Koniec sezonu sprawia, że nie unikniemy pytania: co dalej?

- Na chwilę obecną mogę powiedzieć tyle, że jeśli zostanę w pierwszej lidze, to tylko w Gnieźnie. Innej opcji nie biorę pod uwagę. Natomiast czy będzie to Start czy ekstraliga - nie wiem. Ekstraliga kusi, tym bardziej, że lubię wyzwania. Chcę być coraz lepszym żużlowcem, a nie da się tego osiągnąć bez stałego kontaktu z najlepszymi na świecie. Na razie nic nie jest przesądzone. Wspólnie z tatą musimy rozważyć wszystkie za i przeciw. Na pewno nie jest tak, że chcę odejść z Gniezna za wszelką cenę. Powtarzam, jeśli wybiorę pierwszą ligę, to na pewno będzie to Start! Nowy kontrakt chciałbym podpisać na początku grudnia, więc wtedy wszystko będzie jasne.

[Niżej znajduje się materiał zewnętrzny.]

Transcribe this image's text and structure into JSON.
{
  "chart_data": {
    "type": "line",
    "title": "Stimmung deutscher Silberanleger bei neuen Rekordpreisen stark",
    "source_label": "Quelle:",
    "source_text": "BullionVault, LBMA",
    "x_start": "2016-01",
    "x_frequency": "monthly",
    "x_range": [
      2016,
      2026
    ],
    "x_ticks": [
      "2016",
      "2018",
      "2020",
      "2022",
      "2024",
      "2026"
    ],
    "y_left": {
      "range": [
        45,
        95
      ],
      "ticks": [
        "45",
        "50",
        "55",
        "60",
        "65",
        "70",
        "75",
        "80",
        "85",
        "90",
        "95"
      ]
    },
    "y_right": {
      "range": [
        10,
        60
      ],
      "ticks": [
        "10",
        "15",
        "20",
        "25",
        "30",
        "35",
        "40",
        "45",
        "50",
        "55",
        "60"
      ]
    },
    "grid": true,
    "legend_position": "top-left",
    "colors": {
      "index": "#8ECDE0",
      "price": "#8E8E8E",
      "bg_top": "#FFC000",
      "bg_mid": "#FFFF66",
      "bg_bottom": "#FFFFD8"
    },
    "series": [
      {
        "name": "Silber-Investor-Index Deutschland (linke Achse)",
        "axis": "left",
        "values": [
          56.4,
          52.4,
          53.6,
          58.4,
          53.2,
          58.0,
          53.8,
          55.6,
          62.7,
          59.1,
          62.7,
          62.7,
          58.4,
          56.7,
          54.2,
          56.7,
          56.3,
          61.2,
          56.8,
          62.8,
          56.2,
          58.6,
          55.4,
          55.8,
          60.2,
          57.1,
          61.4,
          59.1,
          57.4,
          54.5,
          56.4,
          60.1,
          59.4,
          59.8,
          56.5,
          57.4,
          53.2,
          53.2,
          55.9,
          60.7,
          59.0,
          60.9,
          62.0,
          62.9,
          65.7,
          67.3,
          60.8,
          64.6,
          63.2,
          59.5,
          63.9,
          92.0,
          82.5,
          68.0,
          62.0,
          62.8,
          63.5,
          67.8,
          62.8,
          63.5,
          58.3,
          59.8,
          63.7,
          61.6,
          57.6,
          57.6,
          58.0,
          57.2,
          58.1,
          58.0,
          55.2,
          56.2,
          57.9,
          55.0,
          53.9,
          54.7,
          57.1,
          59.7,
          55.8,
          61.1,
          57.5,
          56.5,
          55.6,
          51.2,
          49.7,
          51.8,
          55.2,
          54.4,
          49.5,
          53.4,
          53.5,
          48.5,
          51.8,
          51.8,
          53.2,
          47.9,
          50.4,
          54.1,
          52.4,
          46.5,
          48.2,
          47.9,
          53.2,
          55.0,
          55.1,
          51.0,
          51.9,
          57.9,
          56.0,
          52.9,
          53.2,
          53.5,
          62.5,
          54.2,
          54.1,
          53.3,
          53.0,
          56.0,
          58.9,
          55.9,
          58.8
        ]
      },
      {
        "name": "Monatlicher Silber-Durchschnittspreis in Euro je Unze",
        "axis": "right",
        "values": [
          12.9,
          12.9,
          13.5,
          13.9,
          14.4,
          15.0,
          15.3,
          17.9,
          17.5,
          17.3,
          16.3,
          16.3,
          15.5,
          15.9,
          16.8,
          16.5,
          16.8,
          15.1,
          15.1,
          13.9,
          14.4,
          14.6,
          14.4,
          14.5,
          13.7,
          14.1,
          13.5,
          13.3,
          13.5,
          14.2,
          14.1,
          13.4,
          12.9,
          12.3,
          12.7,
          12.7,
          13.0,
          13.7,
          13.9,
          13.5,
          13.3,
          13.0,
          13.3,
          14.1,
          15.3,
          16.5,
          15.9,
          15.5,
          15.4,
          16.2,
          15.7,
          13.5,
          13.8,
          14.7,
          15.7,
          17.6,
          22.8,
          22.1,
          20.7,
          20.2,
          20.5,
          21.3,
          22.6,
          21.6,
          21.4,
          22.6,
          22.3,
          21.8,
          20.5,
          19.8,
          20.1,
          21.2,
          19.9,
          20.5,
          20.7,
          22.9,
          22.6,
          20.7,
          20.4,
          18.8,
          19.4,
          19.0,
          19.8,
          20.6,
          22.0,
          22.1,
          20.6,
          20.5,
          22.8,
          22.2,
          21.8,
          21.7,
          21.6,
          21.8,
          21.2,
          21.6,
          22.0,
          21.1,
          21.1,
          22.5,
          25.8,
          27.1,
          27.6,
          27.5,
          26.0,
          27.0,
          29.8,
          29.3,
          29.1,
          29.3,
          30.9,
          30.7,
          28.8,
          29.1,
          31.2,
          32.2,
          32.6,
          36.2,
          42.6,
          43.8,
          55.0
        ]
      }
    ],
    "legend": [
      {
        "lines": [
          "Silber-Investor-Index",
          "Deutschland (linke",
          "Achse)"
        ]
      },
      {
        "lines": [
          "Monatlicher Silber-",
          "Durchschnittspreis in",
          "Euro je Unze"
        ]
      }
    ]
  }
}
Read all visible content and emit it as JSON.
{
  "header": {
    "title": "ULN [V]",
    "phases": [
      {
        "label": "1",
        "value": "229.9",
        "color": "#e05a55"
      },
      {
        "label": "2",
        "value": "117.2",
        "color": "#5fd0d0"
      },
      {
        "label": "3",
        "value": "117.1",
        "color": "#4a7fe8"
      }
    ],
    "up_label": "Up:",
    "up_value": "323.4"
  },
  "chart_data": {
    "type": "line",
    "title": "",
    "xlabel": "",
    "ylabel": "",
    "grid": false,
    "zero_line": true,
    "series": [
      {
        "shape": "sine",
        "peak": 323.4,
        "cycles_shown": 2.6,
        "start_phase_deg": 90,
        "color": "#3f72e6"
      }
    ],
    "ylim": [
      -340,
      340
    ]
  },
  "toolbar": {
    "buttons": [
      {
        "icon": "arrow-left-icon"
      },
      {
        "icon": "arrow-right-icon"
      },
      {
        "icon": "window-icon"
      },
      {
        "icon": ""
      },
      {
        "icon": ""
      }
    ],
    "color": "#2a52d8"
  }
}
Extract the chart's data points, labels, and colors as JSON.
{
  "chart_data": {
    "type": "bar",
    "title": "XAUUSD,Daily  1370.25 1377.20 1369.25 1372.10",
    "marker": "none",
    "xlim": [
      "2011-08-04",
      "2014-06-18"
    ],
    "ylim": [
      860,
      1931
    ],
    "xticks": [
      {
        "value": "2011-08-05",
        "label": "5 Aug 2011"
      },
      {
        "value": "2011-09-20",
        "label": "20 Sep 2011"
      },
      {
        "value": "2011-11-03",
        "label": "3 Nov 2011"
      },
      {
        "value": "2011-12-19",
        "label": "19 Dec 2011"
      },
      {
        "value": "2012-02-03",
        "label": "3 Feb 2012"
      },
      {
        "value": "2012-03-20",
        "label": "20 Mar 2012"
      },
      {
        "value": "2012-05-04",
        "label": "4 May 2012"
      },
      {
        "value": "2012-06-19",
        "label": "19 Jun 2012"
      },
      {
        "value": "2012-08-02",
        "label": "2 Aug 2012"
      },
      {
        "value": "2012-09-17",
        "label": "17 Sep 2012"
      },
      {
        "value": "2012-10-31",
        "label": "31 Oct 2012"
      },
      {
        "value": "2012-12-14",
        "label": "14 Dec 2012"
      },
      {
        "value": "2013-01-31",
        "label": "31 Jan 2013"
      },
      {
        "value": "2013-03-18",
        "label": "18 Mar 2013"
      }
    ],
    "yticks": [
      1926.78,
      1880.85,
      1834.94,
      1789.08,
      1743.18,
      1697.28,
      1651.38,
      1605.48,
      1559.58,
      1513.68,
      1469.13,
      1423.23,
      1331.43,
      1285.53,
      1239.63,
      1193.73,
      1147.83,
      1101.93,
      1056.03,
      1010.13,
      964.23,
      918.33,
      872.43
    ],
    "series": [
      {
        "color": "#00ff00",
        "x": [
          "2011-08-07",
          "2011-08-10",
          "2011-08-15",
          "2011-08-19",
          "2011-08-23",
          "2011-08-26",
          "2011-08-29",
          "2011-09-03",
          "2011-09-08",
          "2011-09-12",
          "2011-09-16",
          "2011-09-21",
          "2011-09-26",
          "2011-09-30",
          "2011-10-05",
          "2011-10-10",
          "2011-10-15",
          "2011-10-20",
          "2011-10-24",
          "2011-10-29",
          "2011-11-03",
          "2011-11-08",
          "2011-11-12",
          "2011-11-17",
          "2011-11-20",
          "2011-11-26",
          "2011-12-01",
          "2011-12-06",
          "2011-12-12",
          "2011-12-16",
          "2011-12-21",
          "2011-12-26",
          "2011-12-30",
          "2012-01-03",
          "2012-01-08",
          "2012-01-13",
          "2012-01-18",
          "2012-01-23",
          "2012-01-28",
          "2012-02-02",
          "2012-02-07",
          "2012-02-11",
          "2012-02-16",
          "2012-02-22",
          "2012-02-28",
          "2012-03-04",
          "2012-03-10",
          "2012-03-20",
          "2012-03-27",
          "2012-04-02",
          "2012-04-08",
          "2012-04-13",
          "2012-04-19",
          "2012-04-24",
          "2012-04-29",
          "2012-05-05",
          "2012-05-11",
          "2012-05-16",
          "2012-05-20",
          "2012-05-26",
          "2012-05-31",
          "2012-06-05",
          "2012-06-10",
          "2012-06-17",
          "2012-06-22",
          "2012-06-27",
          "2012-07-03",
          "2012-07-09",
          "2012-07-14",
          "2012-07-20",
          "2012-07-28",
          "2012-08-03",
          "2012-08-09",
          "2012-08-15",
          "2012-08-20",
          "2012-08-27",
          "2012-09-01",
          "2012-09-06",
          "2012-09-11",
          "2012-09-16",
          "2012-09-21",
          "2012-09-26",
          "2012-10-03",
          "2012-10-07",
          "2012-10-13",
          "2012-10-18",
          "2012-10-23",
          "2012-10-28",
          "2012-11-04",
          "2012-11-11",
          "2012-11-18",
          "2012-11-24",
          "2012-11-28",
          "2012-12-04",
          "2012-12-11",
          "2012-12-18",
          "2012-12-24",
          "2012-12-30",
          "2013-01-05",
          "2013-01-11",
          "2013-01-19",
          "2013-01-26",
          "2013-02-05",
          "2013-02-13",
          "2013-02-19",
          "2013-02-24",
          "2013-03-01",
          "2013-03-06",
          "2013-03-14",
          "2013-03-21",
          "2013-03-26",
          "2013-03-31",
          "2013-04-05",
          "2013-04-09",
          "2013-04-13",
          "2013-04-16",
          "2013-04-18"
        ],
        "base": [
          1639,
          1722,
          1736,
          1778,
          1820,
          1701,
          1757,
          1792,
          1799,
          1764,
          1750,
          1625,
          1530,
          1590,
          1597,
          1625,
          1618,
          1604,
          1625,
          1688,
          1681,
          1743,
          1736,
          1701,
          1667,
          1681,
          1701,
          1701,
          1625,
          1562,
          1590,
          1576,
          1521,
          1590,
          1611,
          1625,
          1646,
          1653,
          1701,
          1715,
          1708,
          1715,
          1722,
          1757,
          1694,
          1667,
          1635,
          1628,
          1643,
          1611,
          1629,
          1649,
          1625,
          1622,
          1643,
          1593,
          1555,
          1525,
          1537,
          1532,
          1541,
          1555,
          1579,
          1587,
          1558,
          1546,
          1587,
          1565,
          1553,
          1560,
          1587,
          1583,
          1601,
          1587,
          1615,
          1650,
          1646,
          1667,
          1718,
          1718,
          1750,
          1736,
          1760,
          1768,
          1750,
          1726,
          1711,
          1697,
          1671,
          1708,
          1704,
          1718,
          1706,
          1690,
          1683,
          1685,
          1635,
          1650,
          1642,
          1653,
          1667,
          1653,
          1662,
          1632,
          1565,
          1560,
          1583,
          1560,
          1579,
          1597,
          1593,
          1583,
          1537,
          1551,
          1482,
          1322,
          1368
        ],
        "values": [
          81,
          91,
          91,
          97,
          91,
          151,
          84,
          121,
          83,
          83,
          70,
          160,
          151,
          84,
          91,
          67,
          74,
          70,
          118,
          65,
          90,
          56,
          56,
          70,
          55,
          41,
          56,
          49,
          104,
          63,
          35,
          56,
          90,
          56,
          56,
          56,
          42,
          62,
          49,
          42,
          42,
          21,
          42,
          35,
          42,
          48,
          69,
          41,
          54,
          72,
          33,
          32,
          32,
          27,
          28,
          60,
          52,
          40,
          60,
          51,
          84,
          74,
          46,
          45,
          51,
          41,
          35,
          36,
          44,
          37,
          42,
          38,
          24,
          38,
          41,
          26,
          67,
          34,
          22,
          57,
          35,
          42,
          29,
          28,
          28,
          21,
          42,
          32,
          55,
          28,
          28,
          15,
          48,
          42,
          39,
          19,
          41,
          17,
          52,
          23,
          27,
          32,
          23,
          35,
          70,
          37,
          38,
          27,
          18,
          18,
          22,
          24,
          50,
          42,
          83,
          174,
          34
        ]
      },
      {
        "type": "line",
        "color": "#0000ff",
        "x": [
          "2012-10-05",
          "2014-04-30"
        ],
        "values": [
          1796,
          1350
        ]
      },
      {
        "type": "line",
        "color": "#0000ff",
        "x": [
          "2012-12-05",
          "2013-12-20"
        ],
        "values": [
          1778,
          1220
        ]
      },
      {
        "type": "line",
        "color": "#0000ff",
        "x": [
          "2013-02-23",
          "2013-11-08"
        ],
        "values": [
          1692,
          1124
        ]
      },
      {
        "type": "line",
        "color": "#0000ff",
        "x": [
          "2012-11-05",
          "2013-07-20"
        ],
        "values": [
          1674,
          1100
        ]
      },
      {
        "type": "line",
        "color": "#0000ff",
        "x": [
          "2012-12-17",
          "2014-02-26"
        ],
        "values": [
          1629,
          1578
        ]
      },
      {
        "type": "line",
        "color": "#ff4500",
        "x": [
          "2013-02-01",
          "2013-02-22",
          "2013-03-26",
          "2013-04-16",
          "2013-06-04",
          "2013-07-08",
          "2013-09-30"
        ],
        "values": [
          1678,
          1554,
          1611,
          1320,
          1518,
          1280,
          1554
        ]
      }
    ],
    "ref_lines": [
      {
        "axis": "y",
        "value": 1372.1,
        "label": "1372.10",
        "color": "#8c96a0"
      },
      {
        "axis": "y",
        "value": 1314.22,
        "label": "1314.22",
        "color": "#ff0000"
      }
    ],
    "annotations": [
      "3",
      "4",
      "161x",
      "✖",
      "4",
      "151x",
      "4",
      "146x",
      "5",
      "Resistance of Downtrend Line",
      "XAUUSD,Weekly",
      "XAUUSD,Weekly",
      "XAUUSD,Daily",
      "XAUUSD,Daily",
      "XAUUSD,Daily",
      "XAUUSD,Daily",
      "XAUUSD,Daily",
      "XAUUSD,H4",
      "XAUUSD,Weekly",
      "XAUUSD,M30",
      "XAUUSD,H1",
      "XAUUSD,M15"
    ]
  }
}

Gomólski w barwach młodzieżowej reprezentacji Polski

Planujesz starty za granicą?

- Tak. W tym roku dzięki Adrianowi pokazałem się w Niemczech i już teraz mam zaproszenia na dwa turnieje, które zostaną rozegrane w nowym sezonie. Być może uda mi się też podpisać kontrakt z jednym z klubów Bundesligi. Ponadto planuję starty w pierwszej lidze w Szwecji.

Chciałbyś coś dodać?

- Przede wszystkim chciałbym podziękować moim rodzicom i bratu, że jakoś ze mną wytrzymują (śmiech). Ponadto dziękuję też sponsorom, bez pomocy których nie mógłbym osiągnąć tego, co osiągnąłem. Mam tu na myśli Andrzeja Hurysza z firmy Oskar, Krzysztofa i Annę Grenda, Piotra Bartza, firmy Woker oraz Pralbiel. Ponadto nie mogę nie wspomnieć o osobach z naszego teamu: Mariuszu Świdzińskim, Grzegorzu Kukawie, Łukaszu Związko i Mateuszu Klejborowskim. Zawsze mogłem też liczyć na pomoc Sławka Dudka. Ale żeby nie było wątpliwości, chodzi o mojego wujka, a nie o tatę Patryka Dudka (śmiech).